Similar observations must be made with regard to social and political life. This life has been tuned to the requirements of matter, machine and technique, and put out of tune with that human soul for whose loss the possession of the entire universe cannot make up. Without Christian philosophy, which establishes the natural dignity of the human person, the natural rights of man, the natural and intrinsic subordination of politics and economics to ethics, the natural primacy of justice and friendship in the structure of society, even the highest teachings of theology and the most sincere enthusiasm of charity are powerless to rehumanize our culture and the life of nations.

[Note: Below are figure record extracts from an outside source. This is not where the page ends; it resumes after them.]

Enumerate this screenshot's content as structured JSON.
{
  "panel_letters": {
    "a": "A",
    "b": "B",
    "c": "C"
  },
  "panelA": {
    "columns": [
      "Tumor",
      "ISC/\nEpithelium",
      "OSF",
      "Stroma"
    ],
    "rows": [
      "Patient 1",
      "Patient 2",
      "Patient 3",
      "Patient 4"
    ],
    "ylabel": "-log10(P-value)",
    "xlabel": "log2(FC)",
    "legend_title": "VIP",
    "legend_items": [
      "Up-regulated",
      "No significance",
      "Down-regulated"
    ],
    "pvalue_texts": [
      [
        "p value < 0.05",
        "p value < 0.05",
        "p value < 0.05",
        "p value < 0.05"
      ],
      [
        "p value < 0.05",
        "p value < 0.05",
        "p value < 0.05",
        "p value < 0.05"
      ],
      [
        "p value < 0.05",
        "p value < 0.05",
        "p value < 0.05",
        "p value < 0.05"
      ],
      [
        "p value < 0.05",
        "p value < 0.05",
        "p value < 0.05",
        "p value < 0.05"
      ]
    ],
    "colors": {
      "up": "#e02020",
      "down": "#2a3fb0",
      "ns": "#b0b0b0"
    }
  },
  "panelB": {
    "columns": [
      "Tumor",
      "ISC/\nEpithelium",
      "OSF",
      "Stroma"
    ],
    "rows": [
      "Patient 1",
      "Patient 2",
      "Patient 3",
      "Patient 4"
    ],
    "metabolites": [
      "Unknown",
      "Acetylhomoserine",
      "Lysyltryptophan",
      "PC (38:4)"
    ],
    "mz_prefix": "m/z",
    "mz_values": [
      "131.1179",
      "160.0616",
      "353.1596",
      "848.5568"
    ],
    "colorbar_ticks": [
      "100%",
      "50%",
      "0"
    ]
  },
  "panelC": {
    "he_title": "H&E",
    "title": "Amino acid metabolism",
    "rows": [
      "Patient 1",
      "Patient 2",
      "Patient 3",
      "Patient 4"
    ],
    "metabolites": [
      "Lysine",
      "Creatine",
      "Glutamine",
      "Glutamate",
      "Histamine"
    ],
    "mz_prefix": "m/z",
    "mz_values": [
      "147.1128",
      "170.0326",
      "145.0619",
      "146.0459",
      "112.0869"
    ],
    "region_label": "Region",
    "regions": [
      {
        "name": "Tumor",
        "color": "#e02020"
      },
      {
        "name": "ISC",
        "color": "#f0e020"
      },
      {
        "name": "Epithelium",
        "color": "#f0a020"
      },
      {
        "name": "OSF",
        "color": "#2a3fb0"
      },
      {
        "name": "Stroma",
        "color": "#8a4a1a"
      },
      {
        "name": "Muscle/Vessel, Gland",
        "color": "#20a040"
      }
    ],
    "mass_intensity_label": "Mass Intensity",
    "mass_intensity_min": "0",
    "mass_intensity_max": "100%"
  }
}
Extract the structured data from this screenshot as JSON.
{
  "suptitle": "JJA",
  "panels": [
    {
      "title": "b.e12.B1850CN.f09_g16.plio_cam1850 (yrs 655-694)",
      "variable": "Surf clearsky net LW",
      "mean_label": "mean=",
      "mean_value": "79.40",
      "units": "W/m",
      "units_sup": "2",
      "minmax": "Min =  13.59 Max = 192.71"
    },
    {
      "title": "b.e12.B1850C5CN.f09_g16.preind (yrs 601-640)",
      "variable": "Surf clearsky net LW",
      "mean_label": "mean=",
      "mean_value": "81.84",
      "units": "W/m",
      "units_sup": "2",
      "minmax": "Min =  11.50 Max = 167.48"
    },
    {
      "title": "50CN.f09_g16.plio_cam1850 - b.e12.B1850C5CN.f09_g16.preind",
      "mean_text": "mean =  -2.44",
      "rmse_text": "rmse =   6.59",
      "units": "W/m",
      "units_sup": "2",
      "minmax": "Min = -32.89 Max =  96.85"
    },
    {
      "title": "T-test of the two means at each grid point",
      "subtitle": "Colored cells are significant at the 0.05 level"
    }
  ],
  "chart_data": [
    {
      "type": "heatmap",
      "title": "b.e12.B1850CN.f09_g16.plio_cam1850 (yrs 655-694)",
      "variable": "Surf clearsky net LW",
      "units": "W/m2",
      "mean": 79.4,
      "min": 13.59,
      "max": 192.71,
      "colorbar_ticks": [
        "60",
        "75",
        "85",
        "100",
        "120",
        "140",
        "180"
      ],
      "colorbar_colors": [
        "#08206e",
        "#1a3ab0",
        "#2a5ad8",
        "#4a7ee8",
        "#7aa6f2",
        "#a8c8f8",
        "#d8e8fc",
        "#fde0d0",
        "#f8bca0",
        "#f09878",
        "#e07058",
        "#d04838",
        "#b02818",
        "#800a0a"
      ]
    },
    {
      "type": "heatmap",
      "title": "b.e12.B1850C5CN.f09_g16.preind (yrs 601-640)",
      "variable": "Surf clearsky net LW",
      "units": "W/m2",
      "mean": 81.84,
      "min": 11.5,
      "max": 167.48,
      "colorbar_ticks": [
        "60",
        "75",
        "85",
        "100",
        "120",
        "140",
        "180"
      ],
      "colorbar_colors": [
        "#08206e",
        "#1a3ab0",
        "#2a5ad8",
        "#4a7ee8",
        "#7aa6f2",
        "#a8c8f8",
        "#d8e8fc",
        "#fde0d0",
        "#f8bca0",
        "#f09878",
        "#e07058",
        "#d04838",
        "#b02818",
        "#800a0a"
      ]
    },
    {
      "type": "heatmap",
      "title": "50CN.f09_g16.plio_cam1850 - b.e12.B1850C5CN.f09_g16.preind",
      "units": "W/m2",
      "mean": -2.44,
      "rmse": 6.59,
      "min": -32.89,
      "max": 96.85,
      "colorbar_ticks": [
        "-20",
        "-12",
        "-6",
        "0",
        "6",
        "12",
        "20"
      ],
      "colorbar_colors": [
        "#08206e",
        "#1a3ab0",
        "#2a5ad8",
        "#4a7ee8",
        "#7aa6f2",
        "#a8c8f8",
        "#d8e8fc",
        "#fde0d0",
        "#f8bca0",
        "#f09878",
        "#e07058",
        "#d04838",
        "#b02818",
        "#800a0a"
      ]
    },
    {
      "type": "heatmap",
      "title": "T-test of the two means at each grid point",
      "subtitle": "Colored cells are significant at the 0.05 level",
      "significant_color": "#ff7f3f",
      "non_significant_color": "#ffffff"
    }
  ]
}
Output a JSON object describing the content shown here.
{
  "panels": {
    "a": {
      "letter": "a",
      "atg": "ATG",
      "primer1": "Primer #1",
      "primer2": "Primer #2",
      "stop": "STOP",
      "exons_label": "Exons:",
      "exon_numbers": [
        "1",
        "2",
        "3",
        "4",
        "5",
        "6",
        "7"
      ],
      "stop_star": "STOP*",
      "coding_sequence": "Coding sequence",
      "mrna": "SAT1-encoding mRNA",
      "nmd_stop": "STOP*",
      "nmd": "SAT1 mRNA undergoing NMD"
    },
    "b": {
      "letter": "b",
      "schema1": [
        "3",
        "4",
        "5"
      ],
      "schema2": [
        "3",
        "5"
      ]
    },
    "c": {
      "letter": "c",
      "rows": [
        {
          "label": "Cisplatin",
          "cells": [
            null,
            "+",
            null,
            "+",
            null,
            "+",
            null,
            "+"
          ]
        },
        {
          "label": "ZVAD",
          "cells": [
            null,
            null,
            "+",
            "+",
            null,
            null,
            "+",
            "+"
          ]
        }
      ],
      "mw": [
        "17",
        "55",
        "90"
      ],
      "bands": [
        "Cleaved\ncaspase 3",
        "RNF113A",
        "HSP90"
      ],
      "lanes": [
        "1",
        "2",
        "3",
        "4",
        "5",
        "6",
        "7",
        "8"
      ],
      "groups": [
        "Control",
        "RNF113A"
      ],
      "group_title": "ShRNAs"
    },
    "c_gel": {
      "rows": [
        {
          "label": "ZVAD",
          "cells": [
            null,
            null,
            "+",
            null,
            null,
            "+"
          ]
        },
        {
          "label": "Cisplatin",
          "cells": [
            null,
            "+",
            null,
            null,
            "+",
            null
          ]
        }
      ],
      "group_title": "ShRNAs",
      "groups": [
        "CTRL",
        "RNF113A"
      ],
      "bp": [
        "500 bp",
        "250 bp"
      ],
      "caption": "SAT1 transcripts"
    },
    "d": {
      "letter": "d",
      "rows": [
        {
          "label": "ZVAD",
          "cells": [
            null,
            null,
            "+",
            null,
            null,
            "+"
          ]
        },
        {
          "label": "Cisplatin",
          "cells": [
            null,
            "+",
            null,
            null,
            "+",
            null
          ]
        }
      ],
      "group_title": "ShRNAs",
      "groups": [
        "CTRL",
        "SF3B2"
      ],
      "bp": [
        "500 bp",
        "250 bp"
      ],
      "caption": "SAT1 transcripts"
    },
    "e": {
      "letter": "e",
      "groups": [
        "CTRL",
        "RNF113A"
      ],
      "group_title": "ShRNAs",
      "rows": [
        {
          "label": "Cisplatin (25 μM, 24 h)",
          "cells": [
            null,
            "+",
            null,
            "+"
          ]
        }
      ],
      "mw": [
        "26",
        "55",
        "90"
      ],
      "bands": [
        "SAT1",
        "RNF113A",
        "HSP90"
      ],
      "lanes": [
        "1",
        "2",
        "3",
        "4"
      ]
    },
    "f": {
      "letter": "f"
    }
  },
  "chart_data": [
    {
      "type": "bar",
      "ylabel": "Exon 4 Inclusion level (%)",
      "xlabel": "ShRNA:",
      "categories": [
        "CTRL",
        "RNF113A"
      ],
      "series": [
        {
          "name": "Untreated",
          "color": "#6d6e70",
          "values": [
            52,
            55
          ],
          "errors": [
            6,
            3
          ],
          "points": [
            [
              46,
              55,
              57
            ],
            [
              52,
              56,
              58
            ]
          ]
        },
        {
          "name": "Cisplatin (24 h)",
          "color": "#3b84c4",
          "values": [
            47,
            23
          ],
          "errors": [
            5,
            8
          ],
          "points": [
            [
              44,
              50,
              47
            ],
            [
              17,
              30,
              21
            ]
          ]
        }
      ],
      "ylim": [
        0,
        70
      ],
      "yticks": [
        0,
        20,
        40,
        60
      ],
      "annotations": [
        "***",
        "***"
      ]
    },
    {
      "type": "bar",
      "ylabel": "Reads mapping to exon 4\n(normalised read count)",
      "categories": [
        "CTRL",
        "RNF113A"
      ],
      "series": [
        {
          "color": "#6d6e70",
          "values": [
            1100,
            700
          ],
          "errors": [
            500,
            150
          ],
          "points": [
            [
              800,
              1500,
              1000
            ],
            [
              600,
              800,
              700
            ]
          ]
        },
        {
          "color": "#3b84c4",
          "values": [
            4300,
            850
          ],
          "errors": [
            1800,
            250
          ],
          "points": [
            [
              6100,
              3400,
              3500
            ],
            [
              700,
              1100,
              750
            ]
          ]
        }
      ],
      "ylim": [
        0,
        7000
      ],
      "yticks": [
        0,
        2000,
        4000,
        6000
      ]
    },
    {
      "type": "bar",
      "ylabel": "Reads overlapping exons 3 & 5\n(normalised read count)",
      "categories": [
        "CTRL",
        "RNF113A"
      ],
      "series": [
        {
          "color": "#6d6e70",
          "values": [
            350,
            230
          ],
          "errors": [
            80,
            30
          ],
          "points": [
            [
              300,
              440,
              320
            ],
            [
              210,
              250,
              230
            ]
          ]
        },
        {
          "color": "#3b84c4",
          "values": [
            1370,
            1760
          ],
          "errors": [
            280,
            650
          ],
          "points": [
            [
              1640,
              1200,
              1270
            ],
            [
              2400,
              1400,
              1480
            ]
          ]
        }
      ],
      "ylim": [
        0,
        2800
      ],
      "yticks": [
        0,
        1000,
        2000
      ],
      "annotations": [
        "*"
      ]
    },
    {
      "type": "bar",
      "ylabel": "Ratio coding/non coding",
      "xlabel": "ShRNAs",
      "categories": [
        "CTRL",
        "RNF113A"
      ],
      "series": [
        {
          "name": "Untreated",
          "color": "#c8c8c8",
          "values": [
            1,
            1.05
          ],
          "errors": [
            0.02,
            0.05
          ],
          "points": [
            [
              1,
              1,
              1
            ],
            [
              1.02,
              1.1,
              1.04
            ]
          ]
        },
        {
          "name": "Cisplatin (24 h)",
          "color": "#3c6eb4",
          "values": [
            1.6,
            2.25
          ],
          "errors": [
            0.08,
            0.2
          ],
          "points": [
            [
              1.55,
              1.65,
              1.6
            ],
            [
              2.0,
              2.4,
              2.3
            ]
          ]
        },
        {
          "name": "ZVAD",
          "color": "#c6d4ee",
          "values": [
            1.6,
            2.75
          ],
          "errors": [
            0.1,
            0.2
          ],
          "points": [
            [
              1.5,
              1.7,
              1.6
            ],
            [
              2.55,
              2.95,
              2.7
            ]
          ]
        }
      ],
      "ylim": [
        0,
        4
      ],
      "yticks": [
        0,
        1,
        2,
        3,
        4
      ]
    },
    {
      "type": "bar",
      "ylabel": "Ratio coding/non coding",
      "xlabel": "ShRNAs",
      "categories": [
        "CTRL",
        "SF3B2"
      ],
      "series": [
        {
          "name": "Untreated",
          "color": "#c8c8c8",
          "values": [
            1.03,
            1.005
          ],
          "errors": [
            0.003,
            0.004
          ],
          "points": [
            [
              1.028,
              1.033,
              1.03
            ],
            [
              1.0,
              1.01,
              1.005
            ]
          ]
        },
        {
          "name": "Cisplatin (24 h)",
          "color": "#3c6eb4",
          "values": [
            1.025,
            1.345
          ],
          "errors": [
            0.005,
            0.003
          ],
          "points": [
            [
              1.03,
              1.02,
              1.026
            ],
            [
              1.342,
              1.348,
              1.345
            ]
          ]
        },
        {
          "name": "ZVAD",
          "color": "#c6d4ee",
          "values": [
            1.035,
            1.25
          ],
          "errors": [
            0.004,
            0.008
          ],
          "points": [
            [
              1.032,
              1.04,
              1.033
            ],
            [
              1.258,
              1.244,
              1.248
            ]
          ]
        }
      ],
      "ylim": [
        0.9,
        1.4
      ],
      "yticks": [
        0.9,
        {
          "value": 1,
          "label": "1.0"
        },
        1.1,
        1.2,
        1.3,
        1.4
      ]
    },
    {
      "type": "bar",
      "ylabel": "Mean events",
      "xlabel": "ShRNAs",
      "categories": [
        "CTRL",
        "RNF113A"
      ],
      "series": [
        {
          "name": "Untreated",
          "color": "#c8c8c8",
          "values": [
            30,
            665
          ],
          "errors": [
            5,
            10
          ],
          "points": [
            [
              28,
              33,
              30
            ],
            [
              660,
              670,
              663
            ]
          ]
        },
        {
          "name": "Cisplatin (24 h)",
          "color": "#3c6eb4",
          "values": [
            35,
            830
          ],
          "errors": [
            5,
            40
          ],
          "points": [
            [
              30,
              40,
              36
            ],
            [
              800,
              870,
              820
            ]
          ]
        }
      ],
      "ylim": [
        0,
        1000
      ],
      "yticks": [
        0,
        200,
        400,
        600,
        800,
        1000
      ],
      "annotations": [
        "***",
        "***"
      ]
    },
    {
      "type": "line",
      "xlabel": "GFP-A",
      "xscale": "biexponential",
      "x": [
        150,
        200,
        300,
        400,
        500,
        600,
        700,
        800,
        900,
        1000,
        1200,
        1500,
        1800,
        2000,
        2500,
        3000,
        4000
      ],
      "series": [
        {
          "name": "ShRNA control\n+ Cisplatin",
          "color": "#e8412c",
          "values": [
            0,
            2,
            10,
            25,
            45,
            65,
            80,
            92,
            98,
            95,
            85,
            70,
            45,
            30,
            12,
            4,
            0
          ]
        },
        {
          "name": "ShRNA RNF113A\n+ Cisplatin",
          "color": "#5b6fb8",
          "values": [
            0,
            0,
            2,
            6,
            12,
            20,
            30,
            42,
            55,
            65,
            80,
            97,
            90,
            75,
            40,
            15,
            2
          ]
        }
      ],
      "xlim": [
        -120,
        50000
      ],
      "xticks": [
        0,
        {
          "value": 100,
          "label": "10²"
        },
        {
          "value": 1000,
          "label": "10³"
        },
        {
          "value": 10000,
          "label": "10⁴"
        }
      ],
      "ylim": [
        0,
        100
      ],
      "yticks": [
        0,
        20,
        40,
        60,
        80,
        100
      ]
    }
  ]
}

Truth to tell, Christian philosophy has been the ugly duckling of modern knowledge. Because the normal process of historical growth, by virtue of which philosophy had to become autonomous in actual fact, has been vitiated since Descartes by the spirit of separation, a philosophy isolated from faith, or opposed to faith, pretended to burden itself with all the problems of human destiny, and which was normally to end up in the Positivist self-denial of philosophy, has been replacing in modern times what could and should have been Christian philosophy, a philosophy genuinely distinguished from faith but in vital continuity with it. Thus the immense fields of problems open to Christian philosophy have remained for the major part uncultivated. So much the better! The inheritors of our present pains will not lack work, they will be summoned to a patient, humble and magnanimous task in which may generations may be employed. Just as the theology of St. Augustine was the inspiring soul of the great cultural development of the Middle Ages, so I am convinced that the philosophy of St. Thomas Aquinas will be the inspiring font of the new Christendom to come. From this point of view, the interest in Thomistic philosophy and Christian humanism which may be discerned in the intellectual circles and the intellectual growth of this country of freedom and perpetual renewal, appears as a historical phenomenon still in the state of germination, but of the most remarkable importance.